Increased debt defaults?


    Will do. Although the upstream industries and many state-owned enterprises won profit inflection points through the increase in commodity prices in 2016, and reduced the pressure of debt default in these areas, this pressure has not disappeared, but has shifted to other areas. In a fundamental sense, China’s return on assets did not substantially improve in 2016. What we have observed is the redistribution of profits among different industries: upstream reaps profits from downstream industries through high prices. In an environment where interest rates are rising, financial institutions are reducing leverage, and liquidity is reversing, the balance sheets of a large number of uncompetitive zombie companies will continue to deteriorate and translate into higher debt default rates.

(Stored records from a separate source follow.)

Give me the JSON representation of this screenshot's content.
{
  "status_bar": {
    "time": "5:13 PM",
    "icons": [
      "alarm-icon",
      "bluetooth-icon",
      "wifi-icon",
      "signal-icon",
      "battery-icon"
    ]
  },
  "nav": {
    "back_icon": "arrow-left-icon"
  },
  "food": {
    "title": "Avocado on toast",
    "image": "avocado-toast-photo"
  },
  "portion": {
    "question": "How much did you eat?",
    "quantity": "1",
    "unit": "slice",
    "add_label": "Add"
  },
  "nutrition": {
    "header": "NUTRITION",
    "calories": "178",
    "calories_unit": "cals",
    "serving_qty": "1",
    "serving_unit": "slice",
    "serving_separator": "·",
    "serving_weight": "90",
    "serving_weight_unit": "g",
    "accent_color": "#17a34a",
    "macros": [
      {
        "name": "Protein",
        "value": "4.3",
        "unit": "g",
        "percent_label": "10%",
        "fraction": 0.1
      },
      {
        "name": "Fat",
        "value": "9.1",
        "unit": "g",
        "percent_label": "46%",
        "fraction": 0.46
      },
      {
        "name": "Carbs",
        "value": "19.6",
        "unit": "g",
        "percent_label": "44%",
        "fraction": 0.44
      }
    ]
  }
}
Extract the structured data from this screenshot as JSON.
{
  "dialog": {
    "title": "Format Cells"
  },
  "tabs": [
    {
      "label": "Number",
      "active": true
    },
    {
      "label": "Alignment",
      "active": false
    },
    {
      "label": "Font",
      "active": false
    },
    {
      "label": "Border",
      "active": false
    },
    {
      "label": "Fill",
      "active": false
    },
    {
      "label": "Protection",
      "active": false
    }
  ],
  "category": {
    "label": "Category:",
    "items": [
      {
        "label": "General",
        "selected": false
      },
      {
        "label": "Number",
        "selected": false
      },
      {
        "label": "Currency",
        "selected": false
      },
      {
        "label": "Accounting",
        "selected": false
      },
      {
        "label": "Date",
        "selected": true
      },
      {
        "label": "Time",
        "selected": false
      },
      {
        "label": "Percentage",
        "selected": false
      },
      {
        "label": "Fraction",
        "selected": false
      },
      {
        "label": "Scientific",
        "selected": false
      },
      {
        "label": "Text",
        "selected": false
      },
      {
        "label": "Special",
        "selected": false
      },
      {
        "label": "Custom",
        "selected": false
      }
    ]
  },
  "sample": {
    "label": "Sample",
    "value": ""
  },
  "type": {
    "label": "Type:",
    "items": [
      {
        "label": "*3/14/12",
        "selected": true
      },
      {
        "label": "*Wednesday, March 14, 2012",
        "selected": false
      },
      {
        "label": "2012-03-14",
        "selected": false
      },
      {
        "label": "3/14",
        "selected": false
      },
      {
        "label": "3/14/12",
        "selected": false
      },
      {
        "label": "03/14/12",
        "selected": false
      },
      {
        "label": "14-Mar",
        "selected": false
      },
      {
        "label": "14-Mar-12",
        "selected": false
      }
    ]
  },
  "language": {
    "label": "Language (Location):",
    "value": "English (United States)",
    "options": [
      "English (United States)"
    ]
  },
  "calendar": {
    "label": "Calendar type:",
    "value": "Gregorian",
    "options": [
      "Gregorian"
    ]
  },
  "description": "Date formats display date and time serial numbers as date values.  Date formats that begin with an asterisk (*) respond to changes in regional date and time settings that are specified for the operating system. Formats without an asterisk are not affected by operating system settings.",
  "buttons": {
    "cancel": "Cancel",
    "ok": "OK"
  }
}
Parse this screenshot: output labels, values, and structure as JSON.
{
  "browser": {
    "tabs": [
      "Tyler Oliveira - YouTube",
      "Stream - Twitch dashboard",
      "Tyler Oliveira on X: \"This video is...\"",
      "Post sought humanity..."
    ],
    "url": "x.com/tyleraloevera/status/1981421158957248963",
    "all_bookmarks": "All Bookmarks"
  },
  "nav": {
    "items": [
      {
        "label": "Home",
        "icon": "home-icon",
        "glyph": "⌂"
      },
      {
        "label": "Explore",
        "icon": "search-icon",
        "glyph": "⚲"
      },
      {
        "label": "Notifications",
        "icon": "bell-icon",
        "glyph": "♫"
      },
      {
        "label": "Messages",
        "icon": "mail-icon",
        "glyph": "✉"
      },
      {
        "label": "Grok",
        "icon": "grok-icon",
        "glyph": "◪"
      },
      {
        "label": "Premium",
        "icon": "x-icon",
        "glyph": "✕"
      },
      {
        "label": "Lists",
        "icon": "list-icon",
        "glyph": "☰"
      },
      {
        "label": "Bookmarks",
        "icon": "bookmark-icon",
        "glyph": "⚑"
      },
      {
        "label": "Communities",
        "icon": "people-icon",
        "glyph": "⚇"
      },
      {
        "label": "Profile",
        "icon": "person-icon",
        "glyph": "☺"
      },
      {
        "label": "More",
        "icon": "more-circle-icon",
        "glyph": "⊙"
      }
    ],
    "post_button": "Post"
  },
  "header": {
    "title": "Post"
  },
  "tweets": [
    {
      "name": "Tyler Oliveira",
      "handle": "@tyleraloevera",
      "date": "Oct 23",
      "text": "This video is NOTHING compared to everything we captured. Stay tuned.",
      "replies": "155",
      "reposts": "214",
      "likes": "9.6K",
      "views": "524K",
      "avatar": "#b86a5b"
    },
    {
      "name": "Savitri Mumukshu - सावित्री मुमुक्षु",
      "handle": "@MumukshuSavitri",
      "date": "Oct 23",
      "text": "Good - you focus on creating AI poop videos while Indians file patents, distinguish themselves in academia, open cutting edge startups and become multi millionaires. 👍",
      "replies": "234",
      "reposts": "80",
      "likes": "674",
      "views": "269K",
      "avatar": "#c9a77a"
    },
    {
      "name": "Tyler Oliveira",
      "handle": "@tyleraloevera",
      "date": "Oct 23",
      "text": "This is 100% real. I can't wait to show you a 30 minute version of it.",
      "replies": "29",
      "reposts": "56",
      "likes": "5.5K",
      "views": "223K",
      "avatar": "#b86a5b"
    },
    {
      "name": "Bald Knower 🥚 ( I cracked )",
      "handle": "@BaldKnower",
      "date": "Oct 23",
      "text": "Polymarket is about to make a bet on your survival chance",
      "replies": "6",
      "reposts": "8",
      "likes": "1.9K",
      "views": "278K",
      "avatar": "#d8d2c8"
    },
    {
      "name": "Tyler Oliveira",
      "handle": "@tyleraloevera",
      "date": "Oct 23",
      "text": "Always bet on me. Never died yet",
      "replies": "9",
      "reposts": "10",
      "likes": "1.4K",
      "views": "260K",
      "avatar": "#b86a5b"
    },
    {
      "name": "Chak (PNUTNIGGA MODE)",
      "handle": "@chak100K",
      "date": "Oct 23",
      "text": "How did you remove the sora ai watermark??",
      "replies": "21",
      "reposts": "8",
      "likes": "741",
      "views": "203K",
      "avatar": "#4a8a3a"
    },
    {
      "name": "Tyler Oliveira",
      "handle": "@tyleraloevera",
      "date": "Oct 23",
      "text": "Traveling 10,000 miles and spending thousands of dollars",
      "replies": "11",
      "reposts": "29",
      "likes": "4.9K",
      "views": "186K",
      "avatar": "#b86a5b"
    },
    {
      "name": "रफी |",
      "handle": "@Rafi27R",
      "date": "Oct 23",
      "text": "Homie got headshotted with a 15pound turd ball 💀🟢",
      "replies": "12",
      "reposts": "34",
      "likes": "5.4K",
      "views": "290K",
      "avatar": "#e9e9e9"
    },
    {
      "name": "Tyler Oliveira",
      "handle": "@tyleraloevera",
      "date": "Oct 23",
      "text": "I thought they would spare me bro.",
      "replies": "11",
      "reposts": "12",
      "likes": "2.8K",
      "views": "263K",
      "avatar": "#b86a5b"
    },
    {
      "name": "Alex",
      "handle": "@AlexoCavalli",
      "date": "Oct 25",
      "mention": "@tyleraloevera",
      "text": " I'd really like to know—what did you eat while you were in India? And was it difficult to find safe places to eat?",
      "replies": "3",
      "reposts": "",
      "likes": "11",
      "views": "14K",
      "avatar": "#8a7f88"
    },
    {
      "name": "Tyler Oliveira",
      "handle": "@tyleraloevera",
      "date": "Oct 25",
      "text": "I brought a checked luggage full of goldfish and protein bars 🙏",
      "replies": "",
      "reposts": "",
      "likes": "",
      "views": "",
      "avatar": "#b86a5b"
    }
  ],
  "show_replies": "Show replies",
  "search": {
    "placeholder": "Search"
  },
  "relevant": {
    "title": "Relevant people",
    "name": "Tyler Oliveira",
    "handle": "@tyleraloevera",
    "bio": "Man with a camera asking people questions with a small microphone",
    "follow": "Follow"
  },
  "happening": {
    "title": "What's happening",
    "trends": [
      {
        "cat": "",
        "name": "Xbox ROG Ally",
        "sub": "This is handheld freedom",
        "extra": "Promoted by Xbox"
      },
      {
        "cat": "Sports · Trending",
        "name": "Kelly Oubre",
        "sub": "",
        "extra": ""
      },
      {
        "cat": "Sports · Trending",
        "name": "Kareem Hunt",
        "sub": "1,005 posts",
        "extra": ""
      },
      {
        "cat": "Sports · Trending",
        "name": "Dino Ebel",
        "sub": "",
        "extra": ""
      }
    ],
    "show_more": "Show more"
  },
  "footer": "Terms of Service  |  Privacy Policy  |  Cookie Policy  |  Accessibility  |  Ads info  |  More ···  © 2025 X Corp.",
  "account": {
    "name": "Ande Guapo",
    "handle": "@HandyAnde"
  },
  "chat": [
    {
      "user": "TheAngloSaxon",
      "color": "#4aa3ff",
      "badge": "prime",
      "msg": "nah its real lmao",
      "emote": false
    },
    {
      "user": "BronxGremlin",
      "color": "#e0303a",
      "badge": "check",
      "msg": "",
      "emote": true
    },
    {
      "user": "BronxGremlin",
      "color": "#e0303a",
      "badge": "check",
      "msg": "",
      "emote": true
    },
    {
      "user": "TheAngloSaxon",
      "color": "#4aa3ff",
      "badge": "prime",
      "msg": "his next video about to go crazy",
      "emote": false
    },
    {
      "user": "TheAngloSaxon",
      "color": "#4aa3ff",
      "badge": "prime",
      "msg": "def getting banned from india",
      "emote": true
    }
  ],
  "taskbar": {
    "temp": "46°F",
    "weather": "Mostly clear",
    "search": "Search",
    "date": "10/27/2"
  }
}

Further expansion of the fiscal deficit?


    Will do. In the context of the slowdown of private enterprise investment, manufacturing investment and real estate investment, the government will find itself to bear greater obligations. Whether it is to expand infrastructure or meet people's livelihood, it will require continuous and rapid expansion of government spending. According to our model predictions, fiscal expenditure growth in 2017 may not be lower than 2016. At the same time, under the pressure of lower domestic demand and slower growth, especially the poor prospects of several major tax items, the growth rate of fiscal revenue may continue to drop to single digits. The fiscal deficit-even if defined by the government's narrowest caliber-will exceed the 3% red line. The issuance of treasury bonds will accelerate, which will also constitute one of the factors that oppress the rise in yields of treasury bonds.